In a sane world, that would be a big enough nail to keep the mask coffin shut forever. But we are not in a sane world, so Dr No is going to bang in another nail, just to make sure the coffin remains forever shut. Recall that the authors reported a headline relative risk reduction, of around 10% (the exact percentage varies slightly, depending on how it is presented). This, of itself, is a marginal reduction — 10% is hardly impressive — and furthermore, it is of marginal statistical significance: the reported adjusted prevalence rate of 0.91 has a confidence interval of 0.82 to 1.00, which just includes 1, meaning marginal significance. But what about the absolute numbers, and so absolute risk reduction and number needed to treat?
As we noted earlier, neither the pre-print nor the peer reviewed published report contains these numbers, though they did report symptomatic seropositive rates: 0.76% in the control villages, against 0.68% in the intervention villages. This gives us again a 10% or so relative risk reduction (0.08/0.76 = 0.105, or 10.5%) and an apparent absolute risk reduction of 0.08% (0.76 – 0.68), but we still don’t have the absolute numbers, that is, how many individuals benefited. We get the same percentages from 76 out of a thousand against 68 out of a thousand (8 individuals benefit) as we do from say 760 out of ten thousand against 680 out of ten thousand (80 benefit). They did however become available when the authors, to their credit, released the raw data. The absolute numbers (see page 3) of seropositives in the control group was 1,106, and 1,086 in the intervention group, an absolute difference of only 20 individuals. Not exactly a corking result from a study that enrolled over a third of a million subjects.

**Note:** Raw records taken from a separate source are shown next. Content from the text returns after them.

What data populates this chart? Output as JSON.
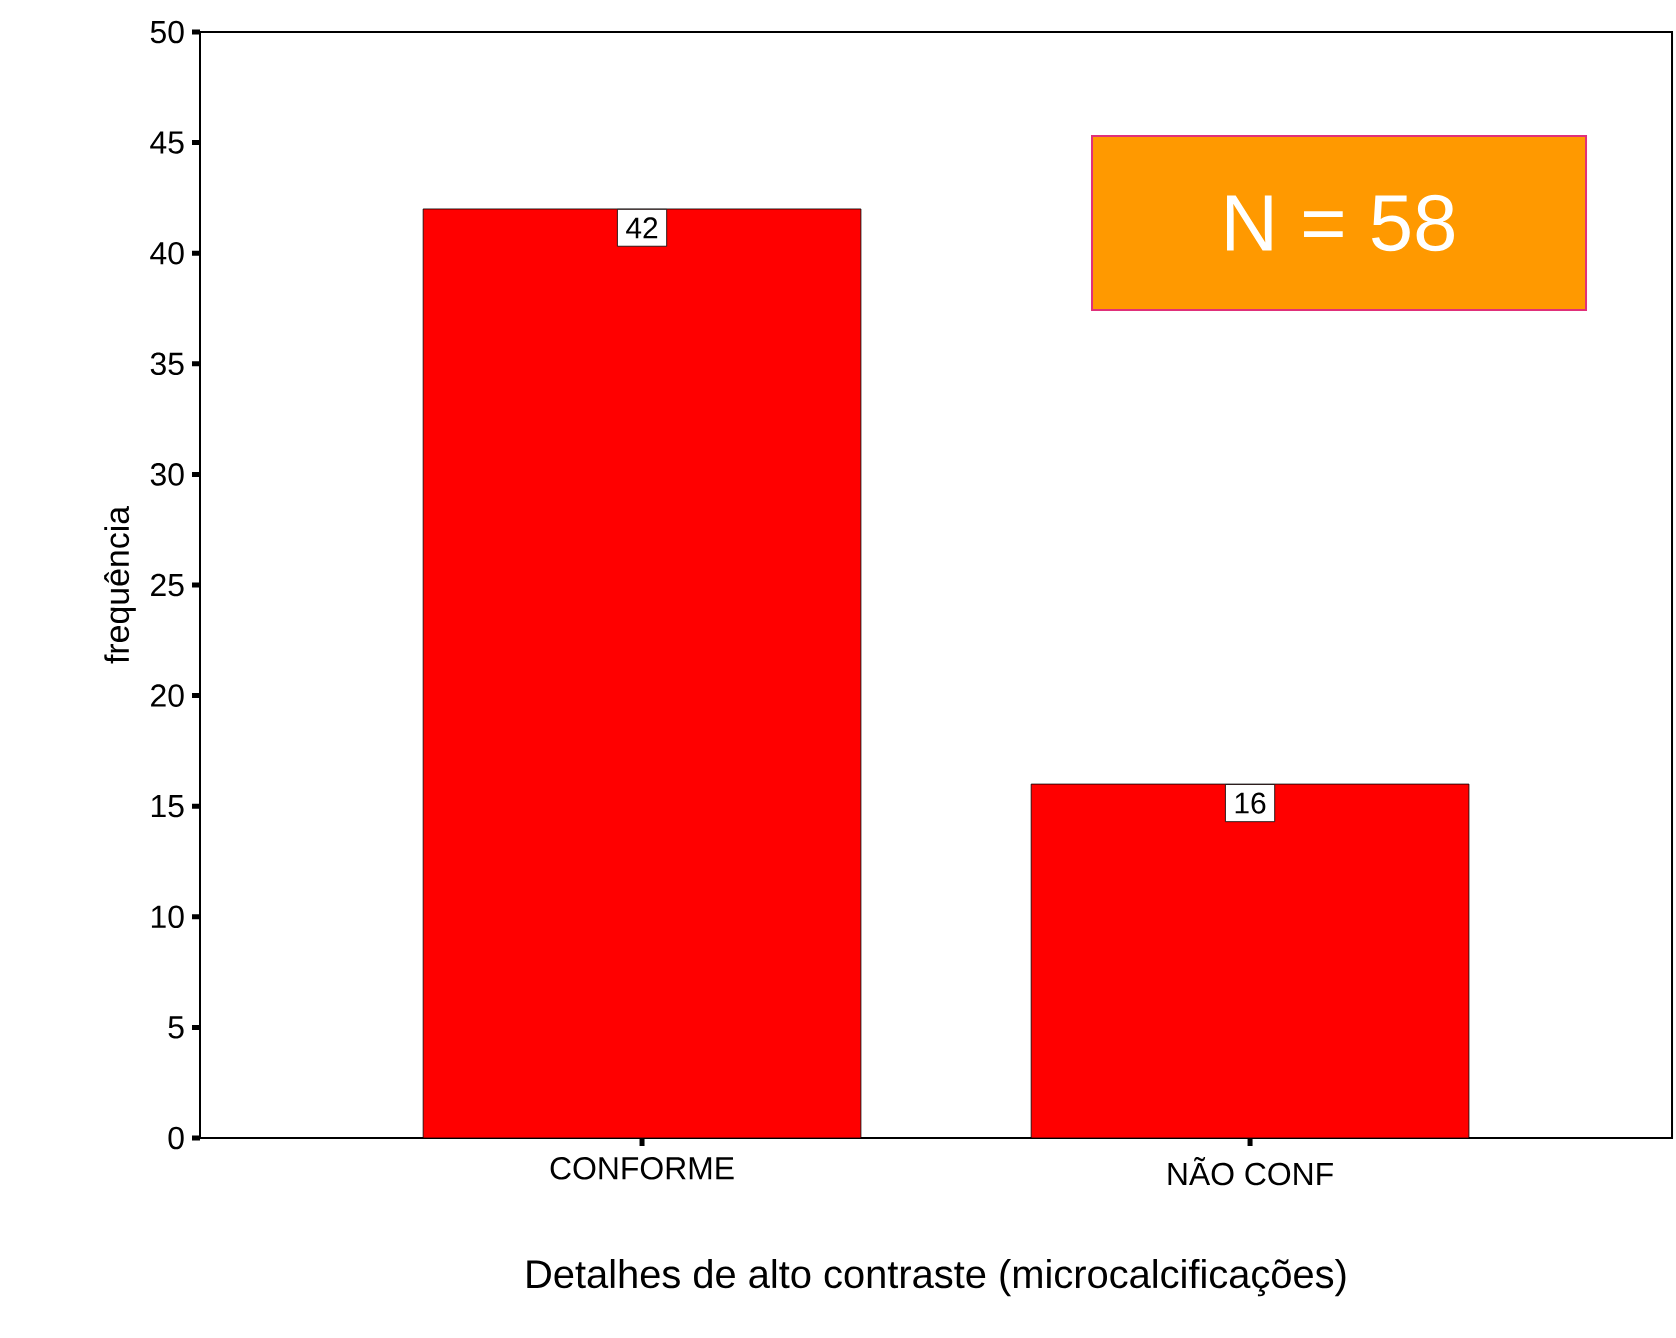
{
  "chart_data": {
    "type": "bar",
    "xlabel": "Detalhes de alto contraste (microcalcificações)",
    "ylabel": "frequência",
    "categories": [
      "CONFORME",
      "NÃO CONF"
    ],
    "values": [
      42,
      16
    ],
    "color": "#ff0000",
    "ylim": [
      0,
      50
    ],
    "yticks": [
      0,
      5,
      10,
      15,
      20,
      25,
      30,
      35,
      40,
      45,
      50
    ],
    "data_labels": true,
    "annotations": [
      "N = 58"
    ]
  }
}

It is not clear what denominators the authors used to generate their rates of 0.68% and 0.76%, but by reverse engineering it appears they used a number close to all subjects in each arm. In doing this, they have perhaps done themselves a disfavour, in that only around one third of those with symptoms had their blood tested for antibodies, but if we run with these numbers (1,106/145,526 = 0.76% in the control group, 1,086/159,706 = 0.68% in the intervention group) we (unsurprisingly, Dr No has done the standard sums just to confirm everything adds up, and that there is no numerology involved) find the absolute risk reduction again to be 0.08% (0.76 – 0.68), a rather less impressive result than the already far from impressive 10% or so relative risk reduction. The number needed to treat, in this case submit to a eight week intensive mask promotion exercise, is well over a thousand, 1250 individuals, to prevent one extra case of seropositive covid infection. That is a monumental amount of work to achieve one less covid infection. And to cap it all, the study result includes the possibility that the one less case may have arisen because of bias, or even merely by chance.
There are a number of other flaws in the study, but this post is getting over-long, and has already made the key point: the Bangladeshi Mask RCT, the biggest, most ambitious of it kind ever done, failed to demonstrate that masks prevent covid infection. Let those who believe in masks wear masks. For the rest of us, it is time, Dr No thinks, to have a bonfire of the straw masks.